Finding the answer to this integral is looking trivial to me.
I have to start with that:
$$E(X^t)=\int_0^\infty x^t \frac {1}{\sqrt {2\pi}x}e^{-\ln(x)^2/2}dx$$
I am basically stuck on this integral: with $\ln x=y$
$$\frac{1}{\sqrt {2 \pi}}\int_0^\infty e^{yt} e^{-y^2/2}dy$$
I know that the answer is: $$e^{\frac{t^2}{2}}$$
On
(I believe you've made two small mistakes - in the second integral it should be $dy$ instead of $dx$, and the integral should be taken over $-\infty$ to $\infty$. Be careful when doing substitutions!)

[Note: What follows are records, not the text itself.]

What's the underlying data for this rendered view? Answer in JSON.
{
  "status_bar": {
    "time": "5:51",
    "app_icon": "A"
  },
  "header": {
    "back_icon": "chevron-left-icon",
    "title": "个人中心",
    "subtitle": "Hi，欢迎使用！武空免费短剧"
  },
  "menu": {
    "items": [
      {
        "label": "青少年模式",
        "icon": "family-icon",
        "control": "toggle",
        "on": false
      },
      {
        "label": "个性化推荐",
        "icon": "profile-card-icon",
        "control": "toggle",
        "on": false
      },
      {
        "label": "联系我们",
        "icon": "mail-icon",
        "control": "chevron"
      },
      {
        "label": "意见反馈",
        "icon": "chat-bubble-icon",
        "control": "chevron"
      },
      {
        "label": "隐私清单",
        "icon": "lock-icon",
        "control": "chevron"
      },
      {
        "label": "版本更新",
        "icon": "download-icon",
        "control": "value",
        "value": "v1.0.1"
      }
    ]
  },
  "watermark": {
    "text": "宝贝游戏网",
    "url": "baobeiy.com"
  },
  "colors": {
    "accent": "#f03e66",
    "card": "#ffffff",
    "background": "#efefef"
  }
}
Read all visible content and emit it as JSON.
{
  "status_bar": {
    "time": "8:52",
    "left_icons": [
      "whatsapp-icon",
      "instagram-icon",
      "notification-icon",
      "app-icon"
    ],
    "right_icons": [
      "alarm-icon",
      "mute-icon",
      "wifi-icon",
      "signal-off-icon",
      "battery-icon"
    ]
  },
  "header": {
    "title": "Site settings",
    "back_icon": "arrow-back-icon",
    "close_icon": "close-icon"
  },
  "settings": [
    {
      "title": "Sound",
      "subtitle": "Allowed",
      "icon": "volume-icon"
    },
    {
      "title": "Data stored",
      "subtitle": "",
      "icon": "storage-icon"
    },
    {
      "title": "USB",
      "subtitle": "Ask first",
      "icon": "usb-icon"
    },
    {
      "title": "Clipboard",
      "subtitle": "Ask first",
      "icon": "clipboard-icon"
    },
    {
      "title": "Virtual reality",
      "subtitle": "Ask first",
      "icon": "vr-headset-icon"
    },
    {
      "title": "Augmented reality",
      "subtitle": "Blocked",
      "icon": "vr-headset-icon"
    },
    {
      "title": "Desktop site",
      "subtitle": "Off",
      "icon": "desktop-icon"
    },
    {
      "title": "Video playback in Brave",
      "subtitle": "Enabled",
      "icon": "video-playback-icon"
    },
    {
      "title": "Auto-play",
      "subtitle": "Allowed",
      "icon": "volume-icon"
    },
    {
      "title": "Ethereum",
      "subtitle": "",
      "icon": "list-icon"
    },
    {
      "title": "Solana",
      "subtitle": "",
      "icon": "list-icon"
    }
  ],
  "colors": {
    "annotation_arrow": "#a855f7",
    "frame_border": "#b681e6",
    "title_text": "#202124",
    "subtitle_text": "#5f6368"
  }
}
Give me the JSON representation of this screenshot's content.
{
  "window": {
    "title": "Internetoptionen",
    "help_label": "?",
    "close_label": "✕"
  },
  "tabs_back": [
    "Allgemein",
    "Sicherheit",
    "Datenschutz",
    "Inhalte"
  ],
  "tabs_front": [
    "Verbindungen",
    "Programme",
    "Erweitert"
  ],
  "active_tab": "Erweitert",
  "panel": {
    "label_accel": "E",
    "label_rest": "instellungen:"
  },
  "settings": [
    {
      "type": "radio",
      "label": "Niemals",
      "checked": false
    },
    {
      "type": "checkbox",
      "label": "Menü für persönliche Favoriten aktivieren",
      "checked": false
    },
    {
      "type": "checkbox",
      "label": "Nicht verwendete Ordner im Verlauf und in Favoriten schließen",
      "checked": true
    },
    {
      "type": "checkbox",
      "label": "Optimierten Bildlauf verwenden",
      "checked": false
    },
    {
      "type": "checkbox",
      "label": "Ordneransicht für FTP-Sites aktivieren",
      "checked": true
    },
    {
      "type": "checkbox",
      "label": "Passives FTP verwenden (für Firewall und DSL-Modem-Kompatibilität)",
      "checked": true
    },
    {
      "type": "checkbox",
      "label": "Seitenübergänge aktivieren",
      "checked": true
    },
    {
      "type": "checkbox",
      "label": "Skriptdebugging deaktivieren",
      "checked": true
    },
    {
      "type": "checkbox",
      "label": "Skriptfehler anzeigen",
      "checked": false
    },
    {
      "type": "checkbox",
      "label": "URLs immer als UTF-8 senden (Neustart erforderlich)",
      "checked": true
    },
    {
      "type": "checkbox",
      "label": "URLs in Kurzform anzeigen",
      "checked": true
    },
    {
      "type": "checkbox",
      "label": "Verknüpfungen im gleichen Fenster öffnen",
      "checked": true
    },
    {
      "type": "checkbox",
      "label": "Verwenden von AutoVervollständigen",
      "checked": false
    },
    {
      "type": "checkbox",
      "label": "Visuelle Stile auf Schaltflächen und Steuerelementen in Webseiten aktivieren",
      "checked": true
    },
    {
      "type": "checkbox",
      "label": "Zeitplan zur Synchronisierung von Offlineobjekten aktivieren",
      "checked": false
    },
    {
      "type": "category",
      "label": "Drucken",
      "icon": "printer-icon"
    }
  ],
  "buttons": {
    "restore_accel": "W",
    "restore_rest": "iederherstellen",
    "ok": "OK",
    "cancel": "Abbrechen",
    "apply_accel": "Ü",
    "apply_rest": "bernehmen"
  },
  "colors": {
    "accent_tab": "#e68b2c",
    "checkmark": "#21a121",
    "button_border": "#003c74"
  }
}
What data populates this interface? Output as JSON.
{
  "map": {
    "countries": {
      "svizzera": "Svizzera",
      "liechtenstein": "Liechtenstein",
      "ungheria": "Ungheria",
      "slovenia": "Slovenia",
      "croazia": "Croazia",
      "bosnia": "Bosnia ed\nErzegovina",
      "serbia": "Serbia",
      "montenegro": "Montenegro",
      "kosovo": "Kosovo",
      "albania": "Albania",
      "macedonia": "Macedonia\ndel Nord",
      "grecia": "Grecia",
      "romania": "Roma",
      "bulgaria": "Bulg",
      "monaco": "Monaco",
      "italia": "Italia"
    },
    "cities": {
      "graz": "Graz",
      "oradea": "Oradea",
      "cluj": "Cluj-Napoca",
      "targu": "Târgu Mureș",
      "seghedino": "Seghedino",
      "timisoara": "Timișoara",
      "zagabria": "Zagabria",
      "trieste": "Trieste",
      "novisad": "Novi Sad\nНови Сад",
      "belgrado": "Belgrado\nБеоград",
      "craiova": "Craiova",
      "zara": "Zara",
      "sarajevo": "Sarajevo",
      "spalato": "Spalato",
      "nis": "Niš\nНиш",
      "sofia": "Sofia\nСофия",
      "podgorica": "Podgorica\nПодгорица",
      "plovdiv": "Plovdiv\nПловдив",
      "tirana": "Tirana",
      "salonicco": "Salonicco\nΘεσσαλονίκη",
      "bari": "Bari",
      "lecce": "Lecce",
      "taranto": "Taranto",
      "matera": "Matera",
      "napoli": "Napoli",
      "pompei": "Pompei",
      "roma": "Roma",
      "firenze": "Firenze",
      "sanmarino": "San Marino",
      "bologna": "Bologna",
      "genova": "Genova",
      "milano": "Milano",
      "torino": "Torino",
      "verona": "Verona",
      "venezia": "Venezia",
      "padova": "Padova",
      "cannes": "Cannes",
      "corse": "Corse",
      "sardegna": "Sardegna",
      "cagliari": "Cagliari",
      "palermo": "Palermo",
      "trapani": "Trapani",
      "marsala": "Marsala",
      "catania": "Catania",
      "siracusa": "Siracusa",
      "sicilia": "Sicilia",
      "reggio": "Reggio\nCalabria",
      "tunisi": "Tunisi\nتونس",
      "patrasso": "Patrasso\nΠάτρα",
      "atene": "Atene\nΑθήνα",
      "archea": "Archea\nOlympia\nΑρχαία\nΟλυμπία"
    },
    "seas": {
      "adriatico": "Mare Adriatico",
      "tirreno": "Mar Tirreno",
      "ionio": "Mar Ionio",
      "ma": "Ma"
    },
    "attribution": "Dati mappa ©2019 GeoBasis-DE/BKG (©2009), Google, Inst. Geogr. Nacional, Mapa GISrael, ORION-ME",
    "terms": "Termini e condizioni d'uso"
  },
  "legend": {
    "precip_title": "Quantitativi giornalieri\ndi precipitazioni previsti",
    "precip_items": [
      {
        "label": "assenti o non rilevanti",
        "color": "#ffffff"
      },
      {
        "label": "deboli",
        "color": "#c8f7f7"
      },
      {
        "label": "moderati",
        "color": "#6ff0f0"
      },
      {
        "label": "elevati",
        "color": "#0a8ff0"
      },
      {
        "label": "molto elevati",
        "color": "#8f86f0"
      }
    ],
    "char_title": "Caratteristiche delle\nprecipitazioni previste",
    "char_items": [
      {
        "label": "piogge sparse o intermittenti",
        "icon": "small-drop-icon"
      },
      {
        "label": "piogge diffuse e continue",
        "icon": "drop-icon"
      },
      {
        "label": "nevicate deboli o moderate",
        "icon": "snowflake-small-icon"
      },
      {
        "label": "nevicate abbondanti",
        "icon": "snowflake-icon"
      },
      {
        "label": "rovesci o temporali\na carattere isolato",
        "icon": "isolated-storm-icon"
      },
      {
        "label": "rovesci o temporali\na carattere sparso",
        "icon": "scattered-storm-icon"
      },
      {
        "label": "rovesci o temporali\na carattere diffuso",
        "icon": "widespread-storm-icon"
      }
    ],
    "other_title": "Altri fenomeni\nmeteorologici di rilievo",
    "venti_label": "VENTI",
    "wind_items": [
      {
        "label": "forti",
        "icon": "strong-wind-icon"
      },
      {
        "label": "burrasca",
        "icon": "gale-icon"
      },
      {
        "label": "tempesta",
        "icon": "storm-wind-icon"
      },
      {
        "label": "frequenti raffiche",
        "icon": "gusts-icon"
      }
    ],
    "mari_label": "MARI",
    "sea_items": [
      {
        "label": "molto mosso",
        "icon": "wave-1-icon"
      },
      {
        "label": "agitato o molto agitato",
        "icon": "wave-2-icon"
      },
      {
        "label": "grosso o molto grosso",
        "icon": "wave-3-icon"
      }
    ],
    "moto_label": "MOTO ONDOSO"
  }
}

The trick here is in completing the square:
$$ \begin{align} e^{yt} e^{-y^2/2} &= e^{-\frac{1}{2} (y^2 - 2yt)} \\ &=e^{-\frac{1}{2} (y^2 - 2yt+ t^2)}e^{\frac{1}{2}t^2}\\ &=e^{-\frac{1}{2} (y-t)^2}e^{\frac{1}{2}t^2}\\ \end{align} $$ Putting this expression back into the original integral that you were stuck on, you'll get: $$ \begin{align} \int_{-\infty}^\infty \frac{1}{\sqrt{2\pi}} e^{-\frac{1}{2} (y-t)^2}e^{\frac{1}{2}t^2}dy &=e^{\frac{1}{2}t^2}\int_{-\infty}^\infty \frac{1}{\sqrt{2\pi}} e^{-\frac{1}{2} (y-t)^2}dy \end{align} $$ Observing that what you have in the integral is the PDF of the Gaussian distribution, which integrates out to 1, you will get what you want: $$ \begin{align} e^{\frac{1}{2}t^2}\int_{-\infty}^\infty \frac{1}{\sqrt{2\pi}} e^{-\frac{1}{2} (y-t)^2}dy \end{align} = e^{\frac{1}{2}t^2} $$
Hint:$$e^{yt}e^{-y^2/2}=e^{-\frac12(y^2-2yt+t^2)+\frac12t^2}=e^{t^2/2}e^{-\frac12(y-t)^2}$$